At first I didn't. As a matter of fact, getting diagnosed can be a big challenge because it is not a common disorder that a doctor might see regularly and recognize. I ended up at my primary care practitioner who was smart enough to send me to a neurologist. From there I was referred to a neurologist specializing in problems of musicians: Steven Frucht. Dr. Frucht works at Columbia Presbyterian Hospital in NYC and offered to watch a video of me playing. By observing the video and reviewing a thorough medical questionnaire, he was able to deliver a diagnosis over the phone. He also referred me to Dr. Richard Lederman at the Cleveland Clinic, who I saw in person and he was able to confirm Dr. Frucht's assessment.

How did you know when you were finally better?

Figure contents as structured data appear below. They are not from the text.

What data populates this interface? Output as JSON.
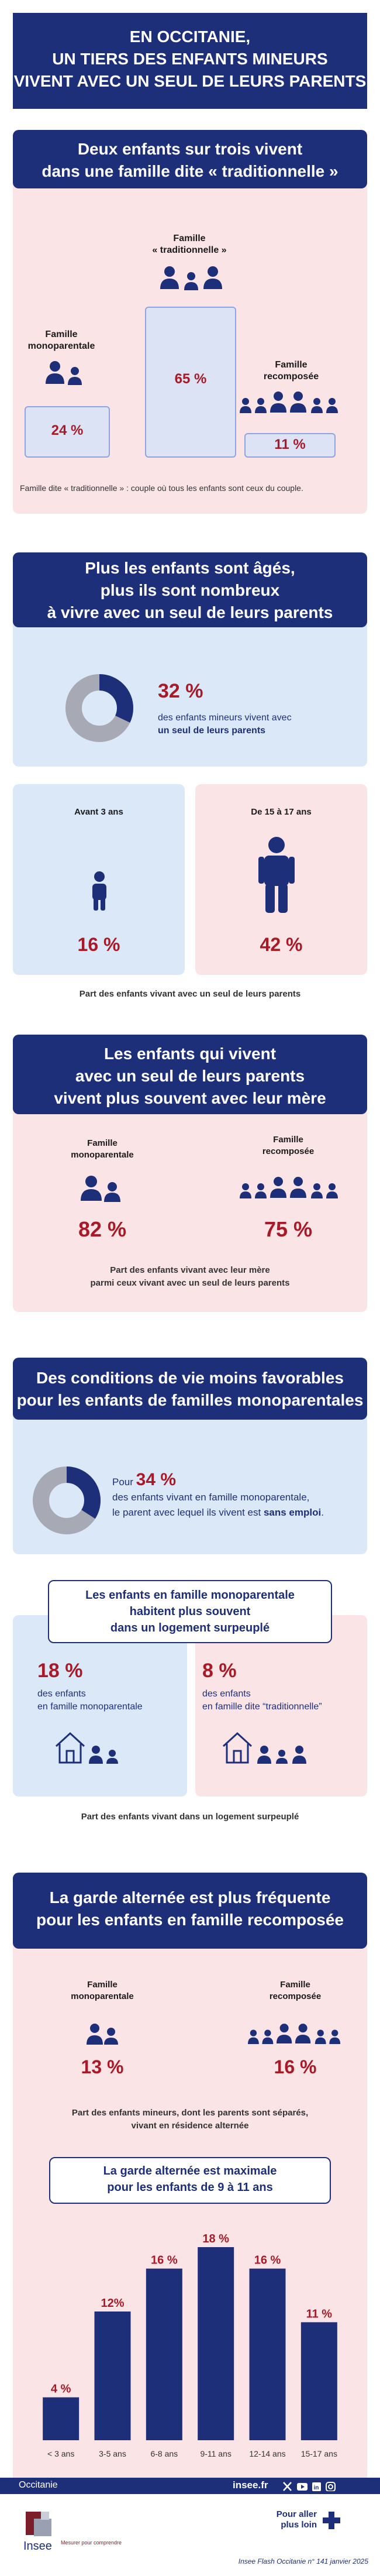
{
  "title": {
    "line1": "EN OCCITANIE,",
    "line2": "UN TIERS DES ENFANTS MINEURS",
    "line3": "VIVENT AVEC UN SEUL DE LEURS PARENTS"
  },
  "s1": {
    "header1": "Deux enfants sur trois vivent",
    "header2": "dans une famille dite « traditionnelle »",
    "trad_label1": "Famille",
    "trad_label2": "« traditionnelle »",
    "trad_value": "65 %",
    "mono_label1": "Famille",
    "mono_label2": "monoparentale",
    "mono_value": "24 %",
    "recomp_label1": "Famille",
    "recomp_label2": "recomposée",
    "recomp_value": "11 %",
    "footnote": "Famille dite « traditionnelle » : couple où tous les enfants sont ceux du couple."
  },
  "s2": {
    "header1": "Plus les enfants sont âgés,",
    "header2": "plus ils sont nombreux",
    "header3": "à vivre avec un seul de leurs parents",
    "value": "32 %",
    "donut_fraction": 0.32,
    "text1": "des enfants mineurs vivent  avec",
    "text2": "un seul de leurs parents",
    "young_label": "Avant 3 ans",
    "young_value": "16 %",
    "old_label": "De 15 à 17 ans",
    "old_value": "42 %",
    "caption": "Part des enfants vivant avec un seul de leurs parents"
  },
  "s3": {
    "header1": "Les enfants qui vivent",
    "header2": "avec un seul de leurs parents",
    "header3": "vivent plus souvent avec leur mère",
    "mono_label1": "Famille",
    "mono_label2": "monoparentale",
    "mono_value": "82 %",
    "recomp_label1": "Famille",
    "recomp_label2": "recomposée",
    "recomp_value": "75 %",
    "caption1": "Part des enfants vivant avec leur mère",
    "caption2": "parmi ceux vivant avec un seul de leurs parents"
  },
  "s4": {
    "header1": "Des conditions de vie moins favorables",
    "header2": "pour les enfants de familles monoparentales",
    "pour": "Pour",
    "value": "34 %",
    "donut_fraction": 0.34,
    "text1": "des enfants vivant en famille monoparentale,",
    "text2a": "le parent avec lequel ils vivent est",
    "text2b": "sans emploi",
    "text2c": "."
  },
  "s5": {
    "header1": "Les enfants en famille monoparentale",
    "header2": "habitent plus souvent",
    "header3": "dans un logement surpeuplé",
    "left_value": "18 %",
    "left_text1": "des enfants",
    "left_text2": "en famille monoparentale",
    "right_value": "8 %",
    "right_text1": "des enfants",
    "right_text2": "en famille dite “traditionnelle”",
    "caption": "Part des enfants vivant dans un logement surpeuplé"
  },
  "s6": {
    "header1": "La garde alternée est plus fréquente",
    "header2": "pour les enfants en famille recomposée",
    "mono_label1": "Famille",
    "mono_label2": "monoparentale",
    "mono_value": "13 %",
    "recomp_label1": "Famille",
    "recomp_label2": "recomposée",
    "recomp_value": "16 %",
    "caption1": "Part des enfants mineurs, dont les parents sont séparés,",
    "caption2": "vivant en résidence alternée"
  },
  "chart_data": {
    "type": "bar",
    "title": "La garde alternée est maximale pour les enfants de 9 à 11 ans",
    "title1": "La garde alternée est maximale",
    "title2": "pour les enfants de 9 à 11 ans",
    "categories": [
      "< 3 ans",
      "3-5 ans",
      "6-8 ans",
      "9-11 ans",
      "12-14 ans",
      "15-17 ans"
    ],
    "values": [
      4,
      12,
      16,
      18,
      16,
      11
    ],
    "value_labels": [
      "4 %",
      "12%",
      "16 %",
      "18 %",
      "16 %",
      "11 %"
    ],
    "ylim": [
      0,
      18
    ],
    "grid": false
  },
  "footer": {
    "region": "Occitanie",
    "site": "insee.fr",
    "brand": "Insee",
    "tagline": "Mesurer pour comprendre",
    "more1": "Pour aller",
    "more2": "plus loin",
    "ref": "Insee Flash Occitanie n° 141 janvier 2025"
  },
  "colors": {
    "navy": "#1e2f7a",
    "red": "#a81a28",
    "pink": "#fbe4e6",
    "blue": "#dbe8f8"
  }
}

When one is rehabilitating from a condition like this, there is a constant search for anything that might help. Some things I tried did not help at all and some things seemed to help temporarily. One of the hardest things was deciding which therapies genuinely helped enough to pursue beyond a week or two. There was not a well defined turning point for me, but rather, a slow but steady feel that I could start to do things I couldn't before. Once I could begin to play in front of people without encountering a spasm, I knew I was going to be OK.

How did you know what to do to retrain yourself?

A lot of trial and error and willingness to try anything, even if it seemed unlikely that it would help.

Who helped you retrain?

Jan Kagarice (re-establishing proper breath support), David Nesmith (Alexander Technique and Body Mapping), Donna Lilley (Feldenkrais), Barbara Conable (Alexander Technique and Body Mapping).